To get pico in a package on SlackWare 11, I have to install pine (an internet EMail reader client I don't really care about). Pine, in turn, wants to see the cyrus-sasl package installed. I'm trying to keep my servers as lean as possible, so I'd rather not add this extraneous material that I plan not to use.
How (and where) can I obtain a .tgz package that will install via SlackWare's installpkg command with just pico or just nano alone?
well considering that he said he had a minimal install im willing to be that he doesnt have anything from /d install so he wouldnt be able to compile it. if you really want nano you can try the package from -current. i wouldnt use anything from lp.net, they arent clean builds. personally i wouldnt use nano if you have pico. they are pretty much the same thing. if you want a really slick text editor thats way better than pico check out "joe"
Please do not install Slackware -current packages onto a system that's not running Slackware -current. This is always good advice, but much more important right now since -current has a newer C library version (as well as numerous other libraries) than what is available in any official release. In addition to glibc, nano links to the ncurses library, and the -current version of this is also newer than that on 11.0. To make a long story short, you can quickly find yourself with an unusable system if you upgrade the wrong packages from the -current branch.
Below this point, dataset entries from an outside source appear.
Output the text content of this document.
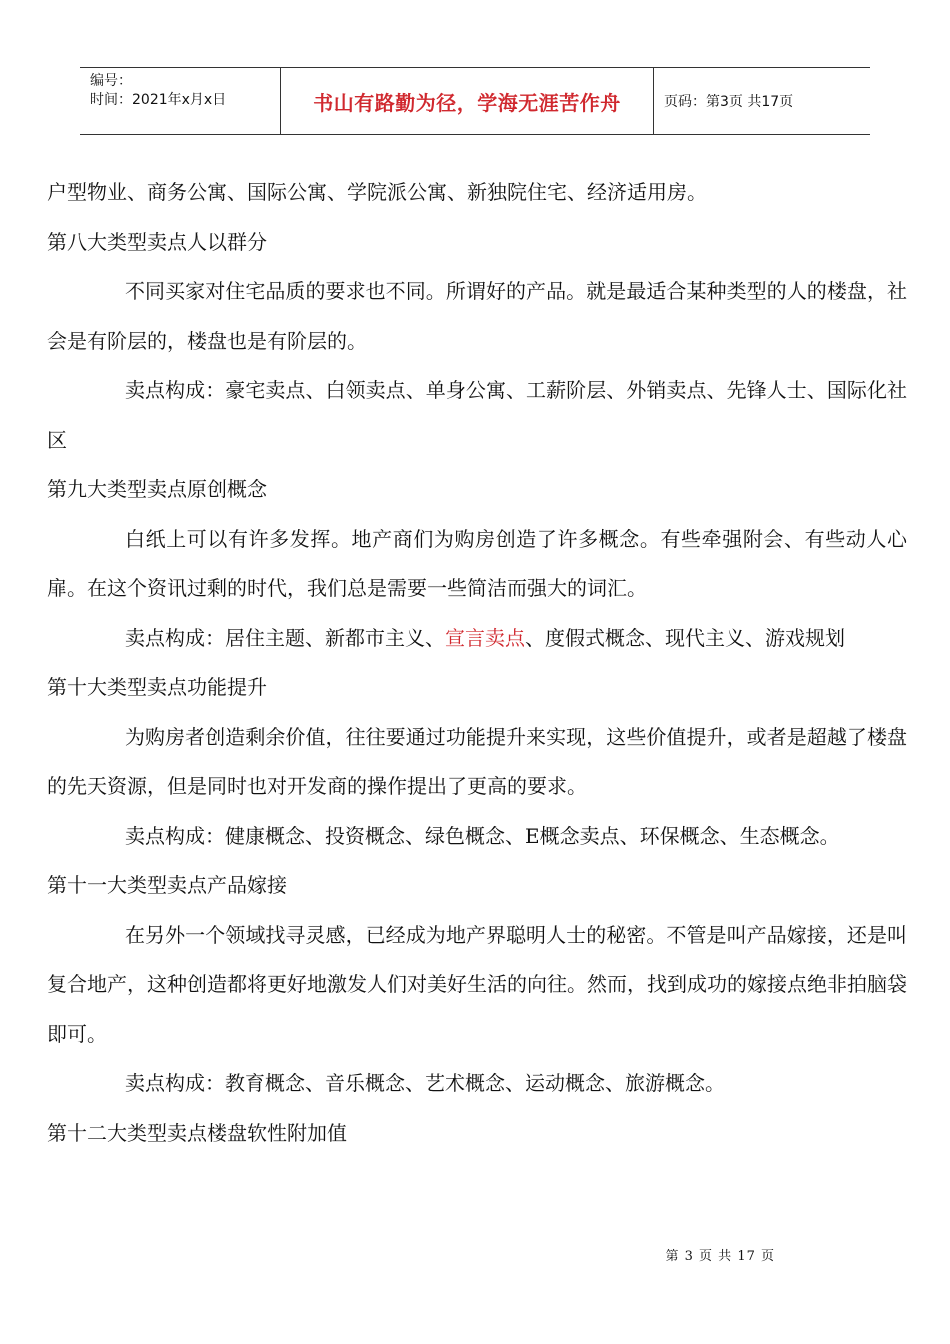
编号：
时间：2021年x月x日	书山有路勤为径，学海无涯苦作舟	页码：第3页 共17页

户型物业、商务公寓、国际公寓、学院派公寓、新独院住宅、经济适用房。

第八大类型卖点人以群分

不同买家对住宅品质的要求也不同。所谓好的产品。就是最适合某种类型的人的楼盘，社会是有阶层的，楼盘也是有阶层的。

卖点构成：豪宅卖点、白领卖点、单身公寓、工薪阶层、外销卖点、先锋人士、国际化社区

第九大类型卖点原创概念

白纸上可以有许多发挥。地产商们为购房创造了许多概念。有些牵强附会、有些动人心扉。在这个资讯过剩的时代，我们总是需要一些简洁而强大的词汇。

卖点构成：居住主题、新都市主义、宣言卖点、度假式概念、现代主义、游戏规划

第十大类型卖点功能提升

为购房者创造剩余价值，往往要通过功能提升来实现，这些价值提升，或者是超越了楼盘的先天资源，但是同时也对开发商的操作提出了更高的要求。

卖点构成：健康概念、投资概念、绿色概念、E概念卖点、环保概念、生态概念。

第十一大类型卖点产品嫁接

在另外一个领域找寻灵感，已经成为地产界聪明人士的秘密。不管是叫产品嫁接，还是叫复合地产，这种创造都将更好地激发人们对美好生活的向往。然而，找到成功的嫁接点绝非拍脑袋即可。

卖点构成：教育概念、音乐概念、艺术概念、运动概念、旅游概念。

第十二大类型卖点楼盘软性附加值

第 3 页 共 17 页
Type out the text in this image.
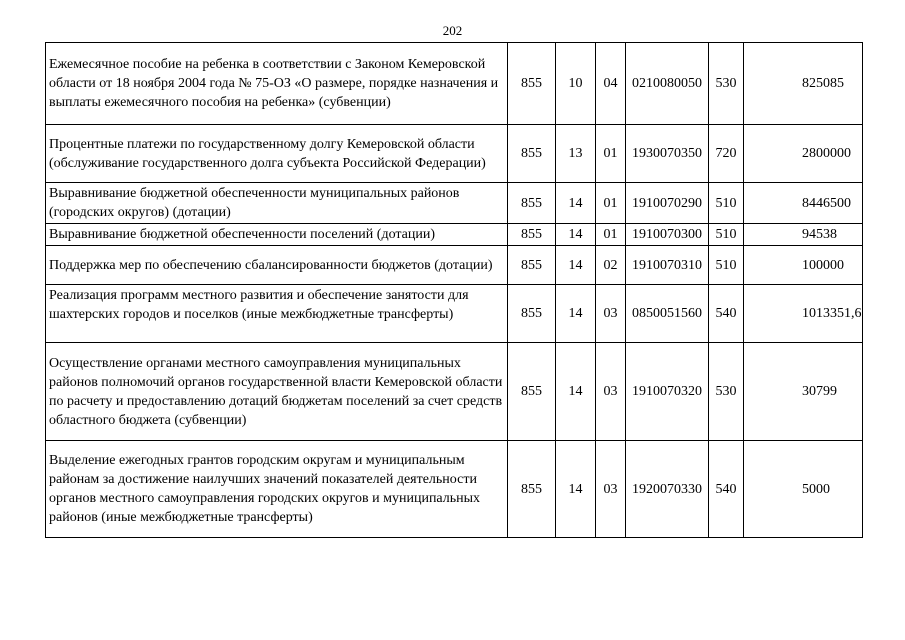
202
Ежемесячное пособие на ребенка в соответствии с Законом Кемеровской области от 18 ноября 2004 года № 75-ОЗ «О размере, порядке назначения и выплаты ежемесячного пособия на ребенка» (субвенции)	855	10	04	0210080050	530	825085
Процентные платежи по государственному долгу Кемеровской области (обслуживание государственного долга субъекта Российской Федерации)	855	13	01	1930070350	720	2800000
Выравнивание бюджетной обеспеченности муниципальных районов (городских округов) (дотации)	855	14	01	1910070290	510	8446500
Выравнивание бюджетной обеспеченности поселений (дотации)	855	14	01	1910070300	510	94538
Поддержка мер по обеспечению сбалансированности бюджетов (дотации)	855	14	02	1910070310	510	100000
Реализация программ местного развития и обеспечение занятости для шахтерских городов и поселков (иные межбюджетные трансферты)	855	14	03	0850051560	540	1013351,6
Осуществление органами местного самоуправления муниципальных районов полномочий органов государственной власти Кемеровской области по расчету и предоставлению дотаций бюджетам поселений за счет средств областного бюджета (субвенции)	855	14	03	1910070320	530	30799
Выделение ежегодных грантов городским округам и муниципальным районам за достижение наилучших значений показателей деятельности органов местного самоуправления городских округов и муниципальных районов (иные межбюджетные трансферты)	855	14	03	1920070330	540	5000
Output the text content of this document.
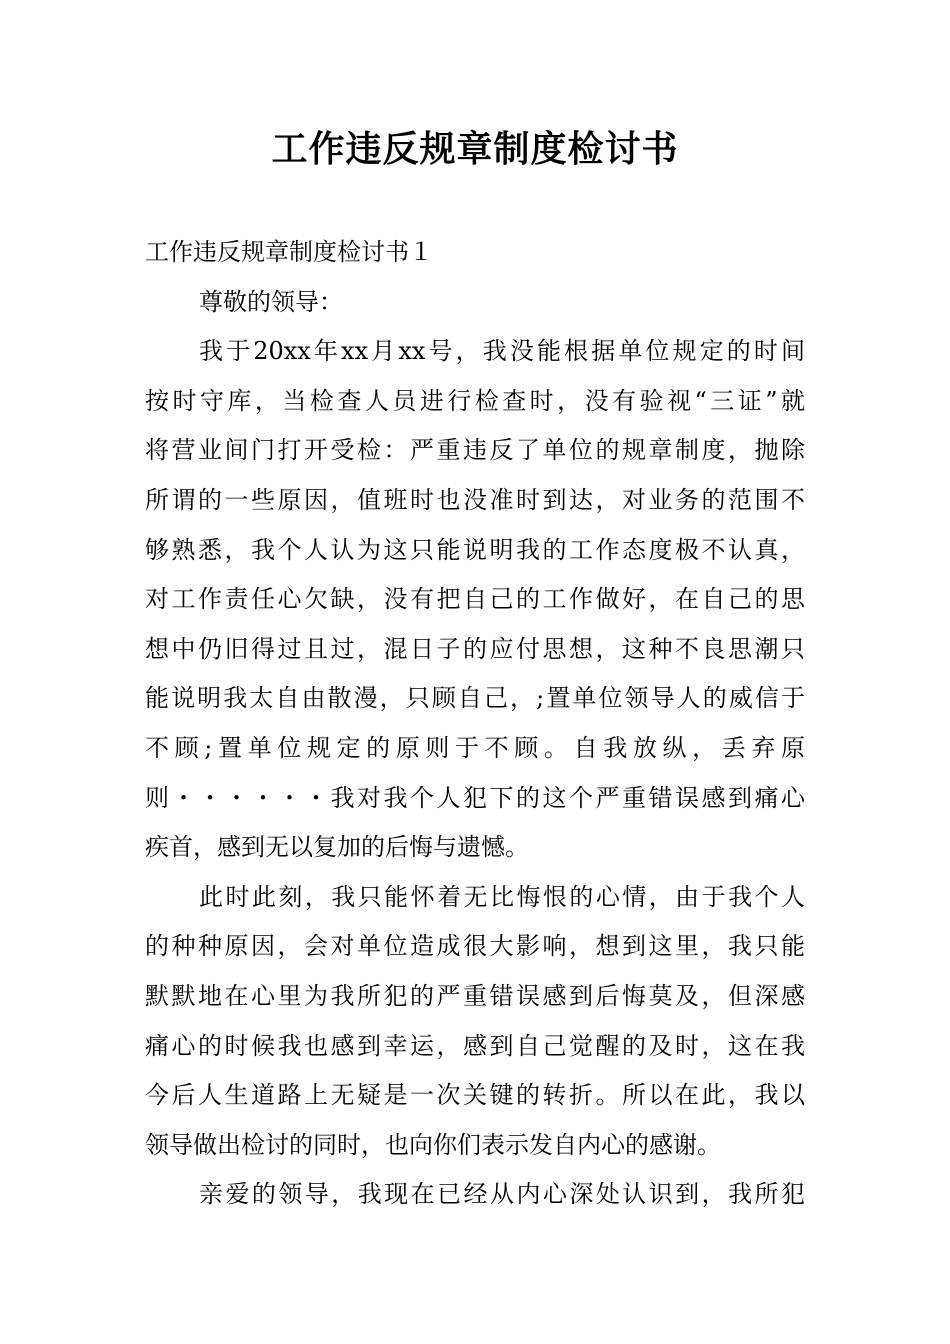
工作违反规章制度检讨书
工作违反规章制度检讨书１
尊敬的领导：
我于20xx年xx月xx号，我没能根据单位规定的时间
按时守库，当检查人员进行检查时，没有验视“三证”就
将营业间门打开受检：严重违反了单位的规章制度，抛除
所谓的一些原因，值班时也没准时到达，对业务的范围不
够熟悉，我个人认为这只能说明我的工作态度极不认真，
对工作责任心欠缺，没有把自己的工作做好，在自己的思
想中仍旧得过且过，混日子的应付思想，这种不良思潮只
能说明我太自由散漫，只顾自己，;置单位领导人的威信于
不顾;置单位规定的原则于不顾。自我放纵，丢弃原
则・・・・・・我对我个人犯下的这个严重错误感到痛心
疾首，感到无以复加的后悔与遗憾。
此时此刻，我只能怀着无比悔恨的心情，由于我个人
的种种原因，会对单位造成很大影响，想到这里，我只能
默默地在心里为我所犯的严重错误感到后悔莫及，但深感
痛心的时候我也感到幸运，感到自己觉醒的及时，这在我
今后人生道路上无疑是一次关键的转折。所以在此，我以
领导做出检讨的同时，也向你们表示发自内心的感谢。
亲爱的领导，我现在已经从内心深处认识到，我所犯
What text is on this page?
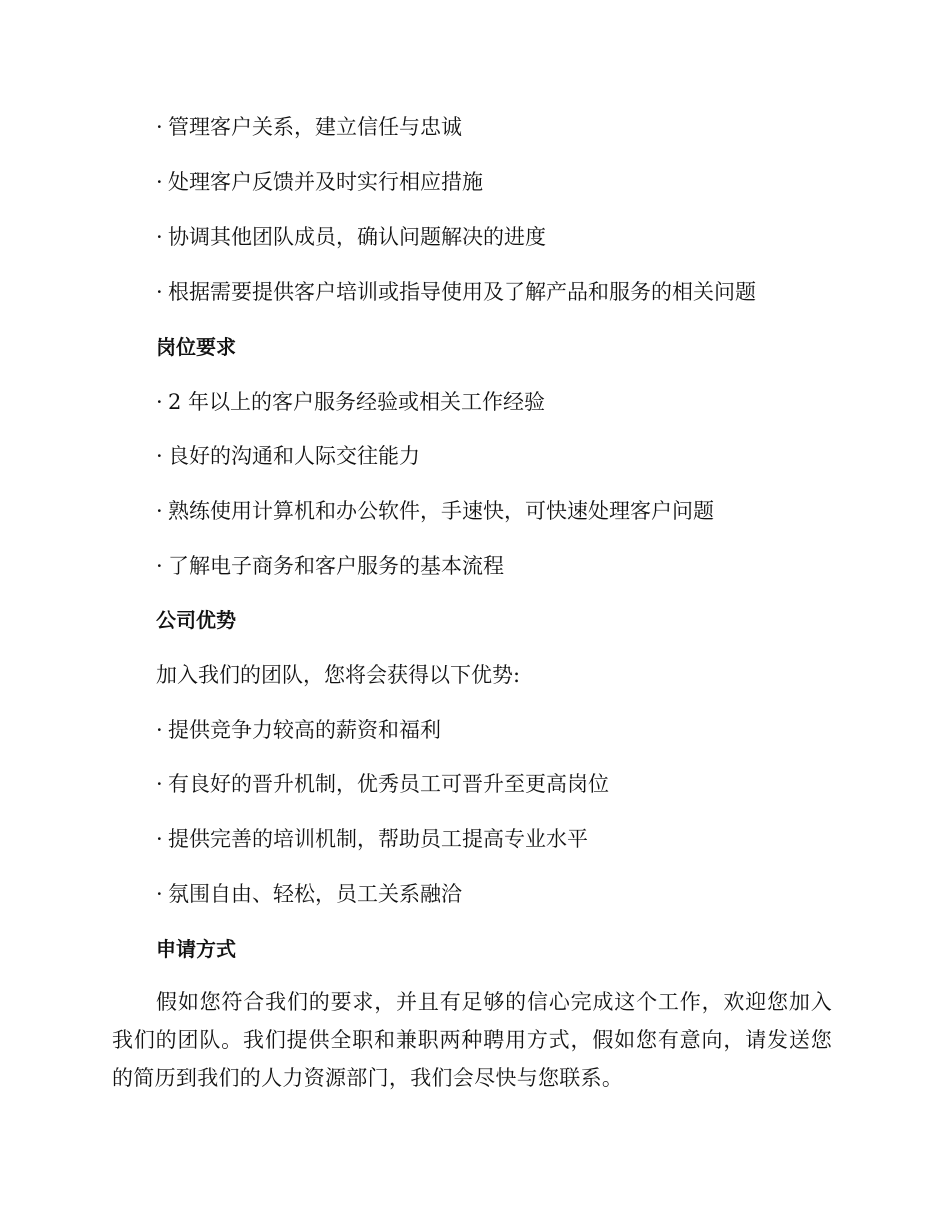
· 管理客户关系，建立信任与忠诚
· 处理客户反馈并及时实行相应措施
· 协调其他团队成员，确认问题解决的进度
· 根据需要提供客户培训或指导使用及了解产品和服务的相关问题
岗位要求
· 2 年以上的客户服务经验或相关工作经验
· 良好的沟通和人际交往能力
· 熟练使用计算机和办公软件，手速快，可快速处理客户问题
· 了解电子商务和客户服务的基本流程
公司优势
加入我们的团队，您将会获得以下优势:
· 提供竞争力较高的薪资和福利
· 有良好的晋升机制，优秀员工可晋升至更高岗位
· 提供完善的培训机制，帮助员工提高专业水平
· 氛围自由、轻松，员工关系融洽
申请方式
假如您符合我们的要求，并且有足够的信心完成这个工作，欢迎您加入我们的团队。我们提供全职和兼职两种聘用方式，假如您有意向，请发送您的简历到我们的人力资源部门，我们会尽快与您联系。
In case it's not clear, the -current branch is the *development* version of Slackware. It is not intended to be used on a production system (even if it *is* usually stable enough to do so), and at any given time, some parts of it may be incompatible with other parts - again, it is the *development* branch leading to the next stable release.
Since this post is long enough, I'll start a new one to address the original question...
I know you mentioned that these are minimal installations, but if you have the disk space, there's no good reason to not have a compiler on the boxes. I know that some people think it's a security benefit to not have a compiler, but that's absurd - if I get into the box, there's no good reason why I can't just download a static $BAD_BINARY for whatever I need to do; I don't need your compiler. More importantly, by not having a compiler, you are making your job as administrator more difficult, so not having a compiler becomes a net loss.
If disk space is really a problem, you could set up a chroot build environment (for each Slackware version of which you have a server running) on your fastest box and then use those chroot environments to compile needed software for the other boxes.